Mediation Flow Data Types
In the Data Types tab of the side panel, users can either manually define the response schema or infer it from the Tryout feature. Depending on the mediator, the input and output data types may be either read-only or editable.
- For mediators like Variable or Payload, the input payload is inherited from the previous mediator and is therefore read-only.
- For mediators that do not modify the payload, such as Variable or Log, the output payload remains the same as the input and is also read-only.
- For mediators that modify the payload—such as Payload Factory, XSLT, etc.—the output payload can either be:
- Manually defined by the user, or
- Inferred from the Tryout feature based on the response structure.
Connector modules
MI Connectors and Ballerina connectors:
- For connector modules, the input and output schemas are defined. These schemas should be linked to the mediation flow to enable suggestions in the expression editor.
HTTP requests
- If a Swagger definition is provided, extract input and output schemas directly and show them in the connection.
- If Swagger is not available:
- Allow the user to define an input schema manually.
- Use the response from a Tryout run to infer and populate the output schema.
In both scenarios above, the expected input schema for the connector and the payload from the previous mediator may not match.
To address this:
- When a payload mismatch is detected, provide an option to insert a Data Mapper between the mediators.
- This allows users to transform the payload to match the expected schema before invoking the connector or HTTP request.
I have started the implementation. First, I will add support for defining a data type for API resources and then use it in the expression editor.
We had a review meeting to further discuss the design and UI component with the MI team and tooling team. In the meeting it was discussed that we need to further analyse and identify use cases for schema representation in Synapse and come up with a language level design on how schemas are represented and used in integrations before moving on to UI development.
Update: Based on the concerns raised during the last meeting, specifically the inconvenience of requiring users to name each schema manually, I explored an alternative approach where schema names are automatically generated. This approach would eliminate the need for user-defined names by generating unique identifiers internally and saving the schemas automatically.

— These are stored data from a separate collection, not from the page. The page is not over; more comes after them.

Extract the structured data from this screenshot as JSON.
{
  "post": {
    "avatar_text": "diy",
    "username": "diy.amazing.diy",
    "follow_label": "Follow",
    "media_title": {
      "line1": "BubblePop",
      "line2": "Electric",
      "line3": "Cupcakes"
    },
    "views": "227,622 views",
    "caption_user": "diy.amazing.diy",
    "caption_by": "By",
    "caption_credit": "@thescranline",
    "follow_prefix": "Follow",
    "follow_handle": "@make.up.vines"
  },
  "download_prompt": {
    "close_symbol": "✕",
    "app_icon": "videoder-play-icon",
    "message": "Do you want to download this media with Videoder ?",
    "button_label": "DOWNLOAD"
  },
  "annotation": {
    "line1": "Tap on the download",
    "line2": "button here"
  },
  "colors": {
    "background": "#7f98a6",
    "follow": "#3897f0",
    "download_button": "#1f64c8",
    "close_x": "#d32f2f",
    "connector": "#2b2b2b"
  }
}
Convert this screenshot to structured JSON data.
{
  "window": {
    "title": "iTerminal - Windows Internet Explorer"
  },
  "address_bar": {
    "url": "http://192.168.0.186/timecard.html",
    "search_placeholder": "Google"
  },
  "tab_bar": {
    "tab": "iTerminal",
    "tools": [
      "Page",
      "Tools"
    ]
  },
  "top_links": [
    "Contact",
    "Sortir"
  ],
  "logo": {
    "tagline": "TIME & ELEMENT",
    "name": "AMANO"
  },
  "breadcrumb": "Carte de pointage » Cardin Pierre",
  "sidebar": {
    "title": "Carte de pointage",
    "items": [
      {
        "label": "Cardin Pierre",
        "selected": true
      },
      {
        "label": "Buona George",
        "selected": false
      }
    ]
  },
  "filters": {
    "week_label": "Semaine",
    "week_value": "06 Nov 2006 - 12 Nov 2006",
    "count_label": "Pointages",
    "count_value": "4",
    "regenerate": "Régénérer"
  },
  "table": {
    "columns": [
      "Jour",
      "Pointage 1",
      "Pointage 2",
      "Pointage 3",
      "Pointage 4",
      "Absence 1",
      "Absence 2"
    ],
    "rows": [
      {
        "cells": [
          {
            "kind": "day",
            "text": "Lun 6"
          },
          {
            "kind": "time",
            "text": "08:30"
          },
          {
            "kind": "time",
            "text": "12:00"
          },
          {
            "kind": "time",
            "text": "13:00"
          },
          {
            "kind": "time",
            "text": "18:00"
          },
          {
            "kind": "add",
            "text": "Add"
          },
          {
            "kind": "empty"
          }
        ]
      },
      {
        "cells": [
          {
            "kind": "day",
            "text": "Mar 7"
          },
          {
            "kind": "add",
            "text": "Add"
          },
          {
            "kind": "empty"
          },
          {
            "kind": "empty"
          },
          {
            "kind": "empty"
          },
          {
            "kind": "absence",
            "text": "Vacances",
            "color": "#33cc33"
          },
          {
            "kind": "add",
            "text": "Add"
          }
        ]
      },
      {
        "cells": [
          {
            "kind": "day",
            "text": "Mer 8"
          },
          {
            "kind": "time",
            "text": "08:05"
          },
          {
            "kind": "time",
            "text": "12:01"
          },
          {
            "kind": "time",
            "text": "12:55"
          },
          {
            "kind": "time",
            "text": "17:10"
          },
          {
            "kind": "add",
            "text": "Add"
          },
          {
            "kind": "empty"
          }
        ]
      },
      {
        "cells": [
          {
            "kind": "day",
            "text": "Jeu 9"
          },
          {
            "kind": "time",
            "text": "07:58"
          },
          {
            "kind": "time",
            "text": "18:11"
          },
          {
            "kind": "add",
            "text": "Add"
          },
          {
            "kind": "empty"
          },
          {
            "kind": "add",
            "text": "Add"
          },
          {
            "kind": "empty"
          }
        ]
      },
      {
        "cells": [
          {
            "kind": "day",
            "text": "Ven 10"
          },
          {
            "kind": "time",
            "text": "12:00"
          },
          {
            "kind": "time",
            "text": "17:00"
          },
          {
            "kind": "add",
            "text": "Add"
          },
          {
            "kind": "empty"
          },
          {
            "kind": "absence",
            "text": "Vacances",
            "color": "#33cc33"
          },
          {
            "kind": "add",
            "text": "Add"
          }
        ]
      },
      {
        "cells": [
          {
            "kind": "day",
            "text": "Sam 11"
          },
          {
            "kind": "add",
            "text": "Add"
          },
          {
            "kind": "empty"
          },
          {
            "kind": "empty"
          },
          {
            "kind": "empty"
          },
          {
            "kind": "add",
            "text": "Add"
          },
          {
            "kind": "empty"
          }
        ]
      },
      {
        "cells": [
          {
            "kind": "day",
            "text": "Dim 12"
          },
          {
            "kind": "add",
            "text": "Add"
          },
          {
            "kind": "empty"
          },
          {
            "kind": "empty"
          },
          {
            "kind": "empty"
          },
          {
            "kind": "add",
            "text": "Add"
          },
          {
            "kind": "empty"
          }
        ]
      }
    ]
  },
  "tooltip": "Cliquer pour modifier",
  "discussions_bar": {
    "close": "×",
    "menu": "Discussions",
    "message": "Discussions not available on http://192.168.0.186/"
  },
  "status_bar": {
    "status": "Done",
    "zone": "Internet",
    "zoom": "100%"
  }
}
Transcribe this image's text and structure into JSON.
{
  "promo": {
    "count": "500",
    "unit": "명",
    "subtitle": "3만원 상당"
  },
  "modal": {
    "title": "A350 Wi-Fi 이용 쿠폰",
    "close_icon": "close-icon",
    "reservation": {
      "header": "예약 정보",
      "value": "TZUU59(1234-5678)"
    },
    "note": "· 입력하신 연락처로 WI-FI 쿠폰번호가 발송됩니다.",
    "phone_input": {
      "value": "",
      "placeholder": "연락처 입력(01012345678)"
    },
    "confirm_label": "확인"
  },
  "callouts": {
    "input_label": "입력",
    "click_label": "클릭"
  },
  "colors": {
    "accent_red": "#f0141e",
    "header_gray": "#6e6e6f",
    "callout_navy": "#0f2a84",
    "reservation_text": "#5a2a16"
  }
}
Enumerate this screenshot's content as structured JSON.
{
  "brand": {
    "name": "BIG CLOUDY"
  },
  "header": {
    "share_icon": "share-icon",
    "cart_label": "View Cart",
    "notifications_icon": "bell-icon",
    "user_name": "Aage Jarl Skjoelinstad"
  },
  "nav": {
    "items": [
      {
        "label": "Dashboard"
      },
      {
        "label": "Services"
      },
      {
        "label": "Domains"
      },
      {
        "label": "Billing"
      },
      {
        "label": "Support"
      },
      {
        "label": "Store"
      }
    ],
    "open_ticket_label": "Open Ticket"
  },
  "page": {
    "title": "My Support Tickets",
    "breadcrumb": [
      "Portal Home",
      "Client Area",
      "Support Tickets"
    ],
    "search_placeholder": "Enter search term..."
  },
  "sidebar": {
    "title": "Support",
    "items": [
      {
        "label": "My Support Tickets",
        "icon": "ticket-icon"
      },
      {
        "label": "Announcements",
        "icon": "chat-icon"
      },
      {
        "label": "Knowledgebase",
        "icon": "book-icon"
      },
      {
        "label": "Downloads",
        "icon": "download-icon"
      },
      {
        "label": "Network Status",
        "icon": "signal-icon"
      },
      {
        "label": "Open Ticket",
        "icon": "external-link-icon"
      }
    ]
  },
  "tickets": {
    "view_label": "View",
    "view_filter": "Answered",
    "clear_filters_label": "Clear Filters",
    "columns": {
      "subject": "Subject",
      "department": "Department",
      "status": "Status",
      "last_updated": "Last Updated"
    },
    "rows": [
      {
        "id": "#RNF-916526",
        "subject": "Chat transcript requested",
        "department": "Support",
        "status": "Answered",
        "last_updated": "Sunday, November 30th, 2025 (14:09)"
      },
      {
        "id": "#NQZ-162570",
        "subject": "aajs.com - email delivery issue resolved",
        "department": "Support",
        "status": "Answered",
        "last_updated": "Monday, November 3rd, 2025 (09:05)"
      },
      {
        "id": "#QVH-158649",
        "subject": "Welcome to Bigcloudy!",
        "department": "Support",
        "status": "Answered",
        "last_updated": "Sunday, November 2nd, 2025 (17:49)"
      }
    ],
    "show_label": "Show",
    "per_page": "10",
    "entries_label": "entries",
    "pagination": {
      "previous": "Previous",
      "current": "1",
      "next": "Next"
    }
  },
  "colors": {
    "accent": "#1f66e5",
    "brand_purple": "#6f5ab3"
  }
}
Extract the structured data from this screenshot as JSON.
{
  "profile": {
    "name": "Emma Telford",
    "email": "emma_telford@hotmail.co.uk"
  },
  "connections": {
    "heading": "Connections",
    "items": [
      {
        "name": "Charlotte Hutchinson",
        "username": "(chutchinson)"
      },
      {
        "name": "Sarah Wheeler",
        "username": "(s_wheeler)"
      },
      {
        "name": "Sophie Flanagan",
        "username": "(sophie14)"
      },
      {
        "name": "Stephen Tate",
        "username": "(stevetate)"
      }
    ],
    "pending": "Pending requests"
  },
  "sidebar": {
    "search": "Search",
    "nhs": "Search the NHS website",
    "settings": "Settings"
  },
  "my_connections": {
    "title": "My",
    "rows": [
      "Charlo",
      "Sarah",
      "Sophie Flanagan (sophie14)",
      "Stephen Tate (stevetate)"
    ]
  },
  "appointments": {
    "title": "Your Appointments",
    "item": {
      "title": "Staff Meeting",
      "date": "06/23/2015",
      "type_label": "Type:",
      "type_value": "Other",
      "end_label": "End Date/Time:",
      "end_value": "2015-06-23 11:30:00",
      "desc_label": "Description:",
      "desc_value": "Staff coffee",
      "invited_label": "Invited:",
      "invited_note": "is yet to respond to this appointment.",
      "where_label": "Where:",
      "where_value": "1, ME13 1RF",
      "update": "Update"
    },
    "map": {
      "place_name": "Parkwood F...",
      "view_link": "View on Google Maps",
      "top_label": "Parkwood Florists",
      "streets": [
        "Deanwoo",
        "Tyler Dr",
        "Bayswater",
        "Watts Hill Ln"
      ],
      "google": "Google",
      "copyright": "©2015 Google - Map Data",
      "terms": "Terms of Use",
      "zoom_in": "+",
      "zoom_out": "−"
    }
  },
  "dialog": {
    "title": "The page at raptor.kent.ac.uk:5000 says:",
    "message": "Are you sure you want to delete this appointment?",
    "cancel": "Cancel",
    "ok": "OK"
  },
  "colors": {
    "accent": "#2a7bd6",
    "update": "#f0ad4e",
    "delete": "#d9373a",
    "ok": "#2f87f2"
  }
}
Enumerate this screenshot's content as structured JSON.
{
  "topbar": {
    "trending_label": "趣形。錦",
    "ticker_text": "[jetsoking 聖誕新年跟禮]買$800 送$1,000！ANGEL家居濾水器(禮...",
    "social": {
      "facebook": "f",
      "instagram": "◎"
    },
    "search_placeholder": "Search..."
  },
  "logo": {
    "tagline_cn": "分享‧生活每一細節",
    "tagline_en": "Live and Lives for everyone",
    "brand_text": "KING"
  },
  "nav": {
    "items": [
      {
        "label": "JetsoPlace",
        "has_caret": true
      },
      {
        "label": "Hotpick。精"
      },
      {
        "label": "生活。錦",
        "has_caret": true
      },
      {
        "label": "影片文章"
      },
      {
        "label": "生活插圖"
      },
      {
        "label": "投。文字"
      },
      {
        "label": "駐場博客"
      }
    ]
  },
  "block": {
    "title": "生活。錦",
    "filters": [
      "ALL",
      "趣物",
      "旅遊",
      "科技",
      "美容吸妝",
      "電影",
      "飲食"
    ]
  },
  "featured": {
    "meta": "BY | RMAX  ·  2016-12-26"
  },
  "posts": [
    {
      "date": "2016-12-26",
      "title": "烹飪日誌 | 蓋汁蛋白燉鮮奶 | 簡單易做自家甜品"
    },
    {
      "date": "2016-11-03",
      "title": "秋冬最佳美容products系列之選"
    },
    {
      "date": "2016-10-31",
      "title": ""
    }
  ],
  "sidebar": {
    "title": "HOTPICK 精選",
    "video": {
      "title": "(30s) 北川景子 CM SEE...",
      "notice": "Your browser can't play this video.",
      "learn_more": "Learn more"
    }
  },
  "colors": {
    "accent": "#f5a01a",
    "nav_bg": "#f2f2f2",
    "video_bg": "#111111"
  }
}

To evaluate its feasibility, I completed a partial implementation and scheduled a discussion to review the potential drawbacks. The main issues identified with this approach were:
- Reference management: If the schema name is derived from the artifact name, renaming the artifact would require updating all references.
- Reusability: Automatically named schemas would not support reusability across artifacts.
- Using random UUIDs as names negatively affects readability and manageability.
Following the discussion, we concluded that the original approach, allowing users to name schemas and reuse them across artifacts, is more suitable. I've already created initial wireframes to support this design and completed part of the implementation to enable schema saving during API creation. I will proceed with extending this functionality to other artifact types as well.
Progress update: I have done the VSCode side implementations for creating schemas, generating schemas with swagger definitions, and side panel update for displaying the payloads of each mediator. Now I am working on the related LS side implementations.